Nesbits Geschichten sind in vieler Hinsicht konventionell – Motive wie Erzählstandpunkt oder auch der männliche Erzähler. Aber sie haben auch ein gehöriges emotional-symbolisches Potential, so dass man sie als Brücken zu einer neuen, eher psychologisch getönten Geisterliteratur, etwa zu den Erzählungen einer May Sinclair (1863-1946), sehen kann, wie ja Nesbits Werk insgesamt eine Brücke zwischen Viktorianismus und Moderne darstellt.
Ein Beitrag von Prof. Elmar Schenkel
Literaturhinweise:
Nesbit, Edith: Wings and the Child, or, The Building of Magic Cities. London 1913.
Nesbit, Edith: The Power of Darkness. Tales of Terror. Ed. David Stuart Davies. Ware 2006.
Nesbit, Edith: Long Ago When I Was Young. New York 1987.
Briggs, Julia: A Woman of Passion. The Life of E. Nesbit 1858-1924. London 1987.
Coward, Noël: The Letters of Noël Coward. Ed. Barry Day. New Yor 2009.
Dickerson, Vanessa D.: Victorian Ghosts in the Noontide. Columbia/Missouri: University of Missouri Press 1996.
[1] Nesbits Geschichte hat als Vorlage den Ort Brenzett in den Romney Marshes/Kent, der Gegend, in der auch sie lebte.
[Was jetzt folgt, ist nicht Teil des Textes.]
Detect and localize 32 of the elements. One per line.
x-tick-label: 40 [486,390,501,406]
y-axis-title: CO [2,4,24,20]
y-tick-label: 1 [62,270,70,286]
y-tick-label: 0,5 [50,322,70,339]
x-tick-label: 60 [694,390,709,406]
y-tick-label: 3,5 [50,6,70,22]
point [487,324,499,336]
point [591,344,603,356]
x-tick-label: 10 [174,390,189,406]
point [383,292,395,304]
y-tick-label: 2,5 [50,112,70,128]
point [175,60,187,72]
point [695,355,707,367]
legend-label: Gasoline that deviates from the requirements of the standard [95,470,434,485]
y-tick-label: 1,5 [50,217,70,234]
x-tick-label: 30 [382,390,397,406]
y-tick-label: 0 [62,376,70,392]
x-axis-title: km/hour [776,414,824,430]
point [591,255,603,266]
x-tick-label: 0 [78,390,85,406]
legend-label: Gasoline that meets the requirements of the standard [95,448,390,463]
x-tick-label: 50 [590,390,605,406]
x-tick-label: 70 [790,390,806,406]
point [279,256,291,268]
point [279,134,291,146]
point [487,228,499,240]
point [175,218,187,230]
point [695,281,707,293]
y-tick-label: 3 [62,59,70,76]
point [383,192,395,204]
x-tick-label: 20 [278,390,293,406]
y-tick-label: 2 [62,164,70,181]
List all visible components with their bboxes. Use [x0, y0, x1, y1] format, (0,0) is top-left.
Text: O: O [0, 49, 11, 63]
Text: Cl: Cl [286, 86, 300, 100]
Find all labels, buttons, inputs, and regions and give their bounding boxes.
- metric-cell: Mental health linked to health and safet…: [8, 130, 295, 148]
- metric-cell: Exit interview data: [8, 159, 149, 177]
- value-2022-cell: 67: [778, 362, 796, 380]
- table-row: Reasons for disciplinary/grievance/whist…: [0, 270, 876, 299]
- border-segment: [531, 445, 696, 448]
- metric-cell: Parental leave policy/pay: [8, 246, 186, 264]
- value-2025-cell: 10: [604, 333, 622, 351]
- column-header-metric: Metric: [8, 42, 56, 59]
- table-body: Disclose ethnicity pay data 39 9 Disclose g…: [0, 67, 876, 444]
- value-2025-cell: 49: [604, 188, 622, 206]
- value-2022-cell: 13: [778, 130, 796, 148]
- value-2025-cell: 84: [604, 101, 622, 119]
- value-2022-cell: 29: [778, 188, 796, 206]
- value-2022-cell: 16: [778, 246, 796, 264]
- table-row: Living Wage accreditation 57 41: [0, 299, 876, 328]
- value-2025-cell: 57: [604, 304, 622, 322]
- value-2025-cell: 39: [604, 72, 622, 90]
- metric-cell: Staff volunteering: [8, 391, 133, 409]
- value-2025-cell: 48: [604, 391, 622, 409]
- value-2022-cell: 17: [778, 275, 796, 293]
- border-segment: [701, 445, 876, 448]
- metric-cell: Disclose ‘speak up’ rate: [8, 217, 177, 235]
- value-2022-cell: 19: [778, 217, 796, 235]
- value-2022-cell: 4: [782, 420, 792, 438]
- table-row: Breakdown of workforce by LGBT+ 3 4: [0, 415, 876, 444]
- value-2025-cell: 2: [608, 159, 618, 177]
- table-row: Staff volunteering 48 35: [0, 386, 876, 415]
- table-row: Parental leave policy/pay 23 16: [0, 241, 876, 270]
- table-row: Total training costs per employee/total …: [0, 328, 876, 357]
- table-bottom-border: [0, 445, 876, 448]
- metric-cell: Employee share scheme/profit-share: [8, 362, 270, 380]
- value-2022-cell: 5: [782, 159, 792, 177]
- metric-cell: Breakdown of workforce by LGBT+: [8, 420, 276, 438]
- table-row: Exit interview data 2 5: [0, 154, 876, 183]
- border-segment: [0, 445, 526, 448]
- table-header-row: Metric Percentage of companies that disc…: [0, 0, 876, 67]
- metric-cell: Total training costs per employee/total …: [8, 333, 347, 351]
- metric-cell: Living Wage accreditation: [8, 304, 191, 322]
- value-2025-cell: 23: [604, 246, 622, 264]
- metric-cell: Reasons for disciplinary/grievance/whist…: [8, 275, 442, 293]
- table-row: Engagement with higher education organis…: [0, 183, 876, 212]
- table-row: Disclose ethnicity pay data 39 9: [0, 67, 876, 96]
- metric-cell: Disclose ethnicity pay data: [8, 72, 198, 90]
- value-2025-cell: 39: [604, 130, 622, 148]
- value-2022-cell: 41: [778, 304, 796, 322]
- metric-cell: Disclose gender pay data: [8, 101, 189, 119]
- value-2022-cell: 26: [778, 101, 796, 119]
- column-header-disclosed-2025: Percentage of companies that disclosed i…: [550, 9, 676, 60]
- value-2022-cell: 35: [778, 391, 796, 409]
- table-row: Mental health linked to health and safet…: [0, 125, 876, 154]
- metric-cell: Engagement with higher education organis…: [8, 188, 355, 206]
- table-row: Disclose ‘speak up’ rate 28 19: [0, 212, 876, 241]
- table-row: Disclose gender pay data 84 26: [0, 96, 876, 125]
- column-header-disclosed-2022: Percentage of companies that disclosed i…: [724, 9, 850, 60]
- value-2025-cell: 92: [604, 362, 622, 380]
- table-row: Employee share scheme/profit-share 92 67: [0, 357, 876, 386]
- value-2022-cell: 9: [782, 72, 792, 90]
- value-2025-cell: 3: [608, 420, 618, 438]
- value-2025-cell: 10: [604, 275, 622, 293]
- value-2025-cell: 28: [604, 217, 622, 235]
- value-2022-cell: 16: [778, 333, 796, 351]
Im Jahre 2012 suchten Nesbitleser diesen Ort auf und machten dabei folgende Erfahrung: „When we first visited Brenzett the church was locked. We returned a couple of days later to find it opened for cleaning/flower arranging. This was being carried out by a Mrs Dorman, who was pleased to tell us that she shared a name with the housekeeper of the story. Or maybe she was just another of Edith Nesbit’s ghosts sent to allow us to disturb the slumbers of the sleeping knights, who, at first sight were safely lying on their marble bed. But I would not wish to return on All Saints‘ Eve.”